Sólo quien la posee es capaz de los heroísmos de
santidad que embellecen a la Iglesia católica: el celo de los misioneros y de
los apóstoles, el espíritu de sacrificio de los mártires, la fe de los
confesores, el amor de las vírgenes. Un joven casto es un santo; de un joven
deshonesto, aunque poseyera las mejores dotes, es preciso huir.
San Pablo es el doctor de la
bella virtud, pues exalta la virginidad cristiana considerándola figura de la
unión inmaculada de Jesucristo con la Iglesia, y fruto de esta unión
sobrenatural; da a las viudas reglas santísimas para guardar la continencia,
consolida a los ancianos en la castidad, estimula a los jóvenes a practicarla,
la proclama como un fruto del Espíritu Santo, la predica como fundamento de las
familias cristianas, la busca como signo de vocación y la recomienda con
celosísimo esmero a los ministros de Dios.
Más aún, veía tan necesaria esta virtud que casi
hacía consistir en ella la santificación: «Esta es la voluntad de Dios, que os
hagáis santos, para que os abstengáis de toda deshonestidad». Le horrorizaba
todo pecado en esta materia, hasta desear que ni se hablase de ello: «De
lujuria, inmoralidad de cualquier género o codicia, entre ustedes, ni hablar;
es impropio de gente consagrada».
San
Pablo no hacía misterio alguno de su castidad, que estimaba como un
preciosísimo tesoro.

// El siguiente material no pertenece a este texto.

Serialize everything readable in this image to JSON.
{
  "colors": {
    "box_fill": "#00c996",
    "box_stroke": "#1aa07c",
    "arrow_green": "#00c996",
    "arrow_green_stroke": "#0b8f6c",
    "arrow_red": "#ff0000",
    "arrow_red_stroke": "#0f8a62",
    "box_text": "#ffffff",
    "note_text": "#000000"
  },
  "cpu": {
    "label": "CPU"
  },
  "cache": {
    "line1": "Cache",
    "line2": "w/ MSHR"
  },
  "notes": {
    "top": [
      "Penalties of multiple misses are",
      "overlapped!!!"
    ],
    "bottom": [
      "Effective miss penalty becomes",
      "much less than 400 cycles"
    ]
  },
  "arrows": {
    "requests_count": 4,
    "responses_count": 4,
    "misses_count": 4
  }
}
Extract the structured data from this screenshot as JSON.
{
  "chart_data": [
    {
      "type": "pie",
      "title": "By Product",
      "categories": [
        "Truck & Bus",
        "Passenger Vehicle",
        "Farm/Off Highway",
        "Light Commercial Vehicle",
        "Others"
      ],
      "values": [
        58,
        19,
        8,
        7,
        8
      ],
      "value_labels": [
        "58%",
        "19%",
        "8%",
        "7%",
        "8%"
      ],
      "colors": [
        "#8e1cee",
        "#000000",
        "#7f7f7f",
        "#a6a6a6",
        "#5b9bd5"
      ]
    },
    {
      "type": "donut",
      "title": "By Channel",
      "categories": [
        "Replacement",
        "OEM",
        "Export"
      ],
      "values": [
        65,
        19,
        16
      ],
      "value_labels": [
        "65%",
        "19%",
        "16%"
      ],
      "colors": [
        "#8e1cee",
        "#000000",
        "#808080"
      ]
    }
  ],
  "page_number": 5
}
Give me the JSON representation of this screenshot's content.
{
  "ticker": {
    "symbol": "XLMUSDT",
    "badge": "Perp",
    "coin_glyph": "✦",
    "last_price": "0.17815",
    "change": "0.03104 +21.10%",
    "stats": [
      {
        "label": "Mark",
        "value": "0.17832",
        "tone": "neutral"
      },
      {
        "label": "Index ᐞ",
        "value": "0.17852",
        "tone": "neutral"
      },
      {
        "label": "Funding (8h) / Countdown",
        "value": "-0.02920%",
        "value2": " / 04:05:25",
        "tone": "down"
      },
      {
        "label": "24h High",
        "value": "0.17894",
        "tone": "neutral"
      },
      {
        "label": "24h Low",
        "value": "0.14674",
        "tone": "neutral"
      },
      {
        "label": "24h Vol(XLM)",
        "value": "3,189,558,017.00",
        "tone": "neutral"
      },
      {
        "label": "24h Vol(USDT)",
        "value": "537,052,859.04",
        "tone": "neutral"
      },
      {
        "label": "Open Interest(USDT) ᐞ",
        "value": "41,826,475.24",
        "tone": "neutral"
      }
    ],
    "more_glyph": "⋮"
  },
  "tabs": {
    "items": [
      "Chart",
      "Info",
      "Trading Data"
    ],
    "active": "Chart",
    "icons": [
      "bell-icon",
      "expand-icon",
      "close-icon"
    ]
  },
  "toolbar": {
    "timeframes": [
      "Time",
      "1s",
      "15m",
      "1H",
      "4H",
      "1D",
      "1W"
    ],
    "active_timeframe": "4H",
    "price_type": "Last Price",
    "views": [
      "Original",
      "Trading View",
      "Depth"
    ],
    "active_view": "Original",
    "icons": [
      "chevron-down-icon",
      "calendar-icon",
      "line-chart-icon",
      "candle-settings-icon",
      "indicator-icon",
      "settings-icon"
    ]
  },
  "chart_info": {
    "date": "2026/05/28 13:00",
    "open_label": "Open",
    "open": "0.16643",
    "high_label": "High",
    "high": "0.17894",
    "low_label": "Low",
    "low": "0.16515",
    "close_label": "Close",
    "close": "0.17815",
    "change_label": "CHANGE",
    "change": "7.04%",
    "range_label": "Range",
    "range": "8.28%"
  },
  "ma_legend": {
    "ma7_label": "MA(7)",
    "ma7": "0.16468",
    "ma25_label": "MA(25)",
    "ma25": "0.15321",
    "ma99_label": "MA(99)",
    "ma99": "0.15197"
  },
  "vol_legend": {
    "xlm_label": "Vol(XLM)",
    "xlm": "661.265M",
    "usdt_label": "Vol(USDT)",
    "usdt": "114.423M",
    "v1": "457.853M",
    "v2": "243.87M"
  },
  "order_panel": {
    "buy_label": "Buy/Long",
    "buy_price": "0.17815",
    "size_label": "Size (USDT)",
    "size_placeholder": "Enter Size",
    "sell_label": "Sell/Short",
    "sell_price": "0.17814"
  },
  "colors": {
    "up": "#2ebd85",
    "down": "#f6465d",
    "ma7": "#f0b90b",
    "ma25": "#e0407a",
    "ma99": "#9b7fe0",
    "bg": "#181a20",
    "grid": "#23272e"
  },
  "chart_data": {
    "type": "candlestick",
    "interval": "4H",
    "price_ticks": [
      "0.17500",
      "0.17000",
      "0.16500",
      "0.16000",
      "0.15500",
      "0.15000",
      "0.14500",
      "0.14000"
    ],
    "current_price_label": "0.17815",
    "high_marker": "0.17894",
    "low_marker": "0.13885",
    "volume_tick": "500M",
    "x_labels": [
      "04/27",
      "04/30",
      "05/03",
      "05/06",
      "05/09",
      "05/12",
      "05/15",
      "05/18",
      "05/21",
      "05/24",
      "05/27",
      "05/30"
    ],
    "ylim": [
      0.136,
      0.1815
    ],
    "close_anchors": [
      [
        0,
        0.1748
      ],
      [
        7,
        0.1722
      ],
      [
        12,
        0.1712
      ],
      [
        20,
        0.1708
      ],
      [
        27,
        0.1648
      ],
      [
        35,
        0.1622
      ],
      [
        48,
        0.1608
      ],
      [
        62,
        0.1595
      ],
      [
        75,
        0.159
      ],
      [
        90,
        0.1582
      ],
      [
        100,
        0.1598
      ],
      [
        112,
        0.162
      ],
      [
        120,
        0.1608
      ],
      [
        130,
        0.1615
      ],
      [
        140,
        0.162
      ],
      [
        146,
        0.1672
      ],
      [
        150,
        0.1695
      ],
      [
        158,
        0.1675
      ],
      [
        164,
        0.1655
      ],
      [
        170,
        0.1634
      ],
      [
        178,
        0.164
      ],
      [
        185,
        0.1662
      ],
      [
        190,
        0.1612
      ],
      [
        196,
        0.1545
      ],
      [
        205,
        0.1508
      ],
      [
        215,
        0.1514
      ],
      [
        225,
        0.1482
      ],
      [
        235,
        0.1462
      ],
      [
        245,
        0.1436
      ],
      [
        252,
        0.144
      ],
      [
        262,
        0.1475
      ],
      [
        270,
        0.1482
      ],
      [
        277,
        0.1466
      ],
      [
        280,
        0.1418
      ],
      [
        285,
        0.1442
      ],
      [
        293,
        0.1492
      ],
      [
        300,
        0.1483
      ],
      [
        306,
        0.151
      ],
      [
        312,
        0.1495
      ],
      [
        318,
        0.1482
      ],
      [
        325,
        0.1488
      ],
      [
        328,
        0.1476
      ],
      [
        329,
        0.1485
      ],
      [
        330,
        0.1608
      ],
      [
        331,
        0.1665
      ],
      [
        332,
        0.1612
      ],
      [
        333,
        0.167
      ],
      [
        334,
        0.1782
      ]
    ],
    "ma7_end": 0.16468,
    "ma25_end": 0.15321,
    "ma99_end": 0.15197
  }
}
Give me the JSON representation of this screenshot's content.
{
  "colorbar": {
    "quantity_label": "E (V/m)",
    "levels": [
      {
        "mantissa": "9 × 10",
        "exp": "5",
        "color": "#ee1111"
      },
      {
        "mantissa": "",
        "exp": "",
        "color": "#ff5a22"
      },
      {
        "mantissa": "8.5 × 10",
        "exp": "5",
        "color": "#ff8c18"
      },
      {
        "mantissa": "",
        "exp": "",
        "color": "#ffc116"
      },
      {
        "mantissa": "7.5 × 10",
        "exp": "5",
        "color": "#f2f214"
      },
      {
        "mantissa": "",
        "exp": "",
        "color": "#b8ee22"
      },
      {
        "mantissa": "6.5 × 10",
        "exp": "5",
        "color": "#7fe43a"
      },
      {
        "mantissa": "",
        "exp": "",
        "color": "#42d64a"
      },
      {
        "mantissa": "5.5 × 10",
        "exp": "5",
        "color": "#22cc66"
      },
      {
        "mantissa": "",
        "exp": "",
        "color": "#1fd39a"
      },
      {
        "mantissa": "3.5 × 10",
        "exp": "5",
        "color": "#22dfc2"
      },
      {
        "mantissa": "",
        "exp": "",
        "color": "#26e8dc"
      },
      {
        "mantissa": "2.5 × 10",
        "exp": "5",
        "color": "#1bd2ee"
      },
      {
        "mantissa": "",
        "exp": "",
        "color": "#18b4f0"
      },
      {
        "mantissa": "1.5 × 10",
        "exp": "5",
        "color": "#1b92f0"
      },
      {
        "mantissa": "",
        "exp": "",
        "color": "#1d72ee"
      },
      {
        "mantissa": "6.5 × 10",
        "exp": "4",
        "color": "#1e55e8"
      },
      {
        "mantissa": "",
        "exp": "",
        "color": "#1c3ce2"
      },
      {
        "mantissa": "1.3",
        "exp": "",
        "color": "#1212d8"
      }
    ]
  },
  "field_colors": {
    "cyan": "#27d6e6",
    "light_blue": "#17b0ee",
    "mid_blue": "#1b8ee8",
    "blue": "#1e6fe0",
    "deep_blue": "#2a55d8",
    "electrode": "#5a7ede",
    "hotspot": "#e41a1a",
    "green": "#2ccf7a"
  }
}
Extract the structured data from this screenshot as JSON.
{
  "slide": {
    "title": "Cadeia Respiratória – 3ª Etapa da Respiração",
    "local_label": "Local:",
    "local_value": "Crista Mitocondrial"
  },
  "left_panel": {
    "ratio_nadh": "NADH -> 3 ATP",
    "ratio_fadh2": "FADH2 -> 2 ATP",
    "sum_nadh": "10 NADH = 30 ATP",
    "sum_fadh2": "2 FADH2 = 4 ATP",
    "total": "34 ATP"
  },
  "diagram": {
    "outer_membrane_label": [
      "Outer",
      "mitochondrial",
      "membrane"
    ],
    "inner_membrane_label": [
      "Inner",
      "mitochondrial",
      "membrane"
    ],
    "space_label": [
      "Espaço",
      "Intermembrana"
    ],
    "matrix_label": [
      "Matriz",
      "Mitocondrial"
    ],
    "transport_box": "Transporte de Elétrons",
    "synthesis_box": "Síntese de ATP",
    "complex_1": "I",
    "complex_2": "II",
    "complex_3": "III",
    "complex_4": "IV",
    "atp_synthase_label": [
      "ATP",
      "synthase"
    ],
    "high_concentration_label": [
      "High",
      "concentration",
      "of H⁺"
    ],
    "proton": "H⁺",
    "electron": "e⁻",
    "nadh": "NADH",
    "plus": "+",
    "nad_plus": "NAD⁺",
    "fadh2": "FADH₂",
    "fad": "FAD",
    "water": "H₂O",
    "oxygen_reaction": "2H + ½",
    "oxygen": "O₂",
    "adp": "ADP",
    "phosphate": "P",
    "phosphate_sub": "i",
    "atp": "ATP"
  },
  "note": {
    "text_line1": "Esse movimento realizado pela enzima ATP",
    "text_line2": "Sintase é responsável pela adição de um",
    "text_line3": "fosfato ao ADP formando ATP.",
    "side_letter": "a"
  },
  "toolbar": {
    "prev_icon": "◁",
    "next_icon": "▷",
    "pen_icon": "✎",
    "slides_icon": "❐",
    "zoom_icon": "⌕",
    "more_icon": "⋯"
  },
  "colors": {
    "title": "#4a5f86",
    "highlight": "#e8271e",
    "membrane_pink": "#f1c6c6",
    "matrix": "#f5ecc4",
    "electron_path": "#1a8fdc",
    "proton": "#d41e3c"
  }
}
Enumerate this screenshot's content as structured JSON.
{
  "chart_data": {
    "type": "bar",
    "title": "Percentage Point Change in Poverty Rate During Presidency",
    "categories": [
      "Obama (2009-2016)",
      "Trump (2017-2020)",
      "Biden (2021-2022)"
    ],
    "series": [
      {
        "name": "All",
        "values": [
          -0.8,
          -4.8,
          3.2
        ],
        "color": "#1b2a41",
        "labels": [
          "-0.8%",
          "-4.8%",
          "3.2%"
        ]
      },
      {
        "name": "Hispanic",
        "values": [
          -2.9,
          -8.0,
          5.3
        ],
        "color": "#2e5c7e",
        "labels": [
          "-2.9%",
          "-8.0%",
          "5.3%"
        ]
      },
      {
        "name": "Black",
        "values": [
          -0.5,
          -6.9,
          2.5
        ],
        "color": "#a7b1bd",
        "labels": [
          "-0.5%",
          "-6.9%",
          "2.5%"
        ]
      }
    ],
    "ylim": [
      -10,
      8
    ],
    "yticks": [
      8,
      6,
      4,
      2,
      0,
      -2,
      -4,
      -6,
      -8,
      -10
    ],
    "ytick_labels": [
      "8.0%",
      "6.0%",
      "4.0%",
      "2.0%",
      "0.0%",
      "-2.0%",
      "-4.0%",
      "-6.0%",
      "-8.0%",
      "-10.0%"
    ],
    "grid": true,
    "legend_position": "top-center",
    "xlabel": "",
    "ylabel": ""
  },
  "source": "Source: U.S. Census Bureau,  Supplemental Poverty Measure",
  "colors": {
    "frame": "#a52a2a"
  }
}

Y tanto deseaba que cada uno supiera conservar la
continencia que, iluminado por el Espíritu Santo, no dudaba en proponerse como
ejemplo sobre este punto: «A todos les desearía que vivieran como yo».
Así que él vivió castamente hasta la muerte
diciendo a todos: «estaría bien que se quedaran como hago yo».
Obsequio: Hoy mortifica los ojos.
Jaculatoria: San Pablo apóstol, protector nuestro, ruega
por nosotros y por el Apostolado de las Ediciones.